2008年5月25日日曜日

梨木香歩『水辺にて』

高校の後輩のNは大学時代カヌーに没頭していた。川下りがおもしろいらしく、アルバイトをしては日本じゅうの川めぐりをしていた。Nは5年大学に通った。3年までに軍資金をつくって、4年で海外の川下りに挑み、5年で卒業する。彼の所属するサークルの連中は、みなそうして5年間大学に通った。
人はなぜ水に魅せられるのだろう。この本を読んで、ふとNを思い出した。
長女の書棚からシリーズ第三弾は、梨木香歩のエッセーである。
水にまつわる読み物は多い。浅田次郎の『月島慕情』、吉本ばななの「大川端綺譚」、村上春樹の『ねじまき鳥クロニクル』も大きくとらえれば水まわりの話だ。
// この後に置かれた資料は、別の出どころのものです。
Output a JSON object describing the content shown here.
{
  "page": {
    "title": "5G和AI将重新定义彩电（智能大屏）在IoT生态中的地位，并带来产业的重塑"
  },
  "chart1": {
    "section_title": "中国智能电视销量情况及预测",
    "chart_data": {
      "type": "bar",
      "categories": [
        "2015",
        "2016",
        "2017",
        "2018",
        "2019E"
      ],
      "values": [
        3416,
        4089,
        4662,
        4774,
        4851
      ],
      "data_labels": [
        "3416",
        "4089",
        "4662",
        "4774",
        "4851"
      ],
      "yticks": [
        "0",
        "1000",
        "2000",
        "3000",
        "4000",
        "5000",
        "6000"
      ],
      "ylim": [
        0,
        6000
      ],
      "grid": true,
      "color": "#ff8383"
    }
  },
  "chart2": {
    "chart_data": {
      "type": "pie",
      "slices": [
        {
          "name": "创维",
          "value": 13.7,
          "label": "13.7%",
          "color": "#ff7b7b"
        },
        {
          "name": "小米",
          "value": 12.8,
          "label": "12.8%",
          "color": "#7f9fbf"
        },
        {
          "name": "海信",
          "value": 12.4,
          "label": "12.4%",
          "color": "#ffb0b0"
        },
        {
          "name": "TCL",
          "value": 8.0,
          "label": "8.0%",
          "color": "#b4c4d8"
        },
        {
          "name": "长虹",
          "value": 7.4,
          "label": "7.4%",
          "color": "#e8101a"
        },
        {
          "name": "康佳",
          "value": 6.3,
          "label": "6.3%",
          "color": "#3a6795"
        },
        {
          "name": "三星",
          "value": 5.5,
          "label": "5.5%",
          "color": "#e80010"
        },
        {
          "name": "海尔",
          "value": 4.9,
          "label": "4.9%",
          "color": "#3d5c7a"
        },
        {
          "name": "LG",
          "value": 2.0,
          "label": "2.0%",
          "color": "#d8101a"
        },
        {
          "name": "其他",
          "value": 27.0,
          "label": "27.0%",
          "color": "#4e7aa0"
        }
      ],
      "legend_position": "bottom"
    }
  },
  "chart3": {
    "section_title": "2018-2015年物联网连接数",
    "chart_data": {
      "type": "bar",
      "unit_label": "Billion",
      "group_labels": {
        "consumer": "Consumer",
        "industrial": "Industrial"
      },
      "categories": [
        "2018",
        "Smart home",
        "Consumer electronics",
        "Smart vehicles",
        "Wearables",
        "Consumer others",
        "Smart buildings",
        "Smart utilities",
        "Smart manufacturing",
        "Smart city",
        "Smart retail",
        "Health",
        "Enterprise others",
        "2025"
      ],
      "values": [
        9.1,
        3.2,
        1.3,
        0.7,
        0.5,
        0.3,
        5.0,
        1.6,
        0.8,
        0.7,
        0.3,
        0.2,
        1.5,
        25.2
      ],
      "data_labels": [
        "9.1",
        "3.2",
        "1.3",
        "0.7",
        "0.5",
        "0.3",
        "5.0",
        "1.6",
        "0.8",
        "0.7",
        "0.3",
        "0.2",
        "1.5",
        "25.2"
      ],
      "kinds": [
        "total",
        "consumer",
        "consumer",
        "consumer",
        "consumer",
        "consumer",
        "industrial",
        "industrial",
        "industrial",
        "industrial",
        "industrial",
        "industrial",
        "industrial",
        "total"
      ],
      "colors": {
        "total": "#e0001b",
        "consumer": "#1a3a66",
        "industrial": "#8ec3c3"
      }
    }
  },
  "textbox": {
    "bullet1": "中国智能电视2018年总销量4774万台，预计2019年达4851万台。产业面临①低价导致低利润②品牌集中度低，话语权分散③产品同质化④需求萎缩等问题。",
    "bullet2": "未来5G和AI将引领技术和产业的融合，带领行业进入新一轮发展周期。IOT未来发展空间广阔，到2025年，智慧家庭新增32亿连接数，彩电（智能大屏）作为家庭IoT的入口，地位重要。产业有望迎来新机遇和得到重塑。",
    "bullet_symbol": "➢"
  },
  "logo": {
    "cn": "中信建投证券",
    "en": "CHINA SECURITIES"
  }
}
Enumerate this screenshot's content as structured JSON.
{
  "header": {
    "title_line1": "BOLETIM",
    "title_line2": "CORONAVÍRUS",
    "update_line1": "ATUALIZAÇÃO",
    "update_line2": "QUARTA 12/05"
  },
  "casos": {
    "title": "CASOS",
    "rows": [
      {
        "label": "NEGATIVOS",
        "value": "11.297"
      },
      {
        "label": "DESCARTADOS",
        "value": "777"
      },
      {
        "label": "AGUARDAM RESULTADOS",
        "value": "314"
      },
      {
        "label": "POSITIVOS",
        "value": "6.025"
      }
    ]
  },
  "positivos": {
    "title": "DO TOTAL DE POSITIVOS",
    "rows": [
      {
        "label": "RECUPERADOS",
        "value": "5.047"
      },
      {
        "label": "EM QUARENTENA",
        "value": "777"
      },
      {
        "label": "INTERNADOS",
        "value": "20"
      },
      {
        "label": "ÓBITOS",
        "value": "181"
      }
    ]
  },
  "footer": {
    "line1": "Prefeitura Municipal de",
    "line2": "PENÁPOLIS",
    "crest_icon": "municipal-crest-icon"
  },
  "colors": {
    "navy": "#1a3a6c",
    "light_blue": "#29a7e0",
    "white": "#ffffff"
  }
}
梨木香歩が水辺を散策するのは、やがて自分が還っていくであろう世界を慈しみ、自分の生きている部分的な世界を全体的な世界に繋いでゆくためであるという。それを自らの存在全体で納得したいがために時間をかけて、水とふれあう、ということらしい。
そういえば、大学を卒業したNは、放送局に就職した。最初の赴任地は釧路だった。かつて訪れた湿原の水辺が彼を呼び寄せたのかもしれない。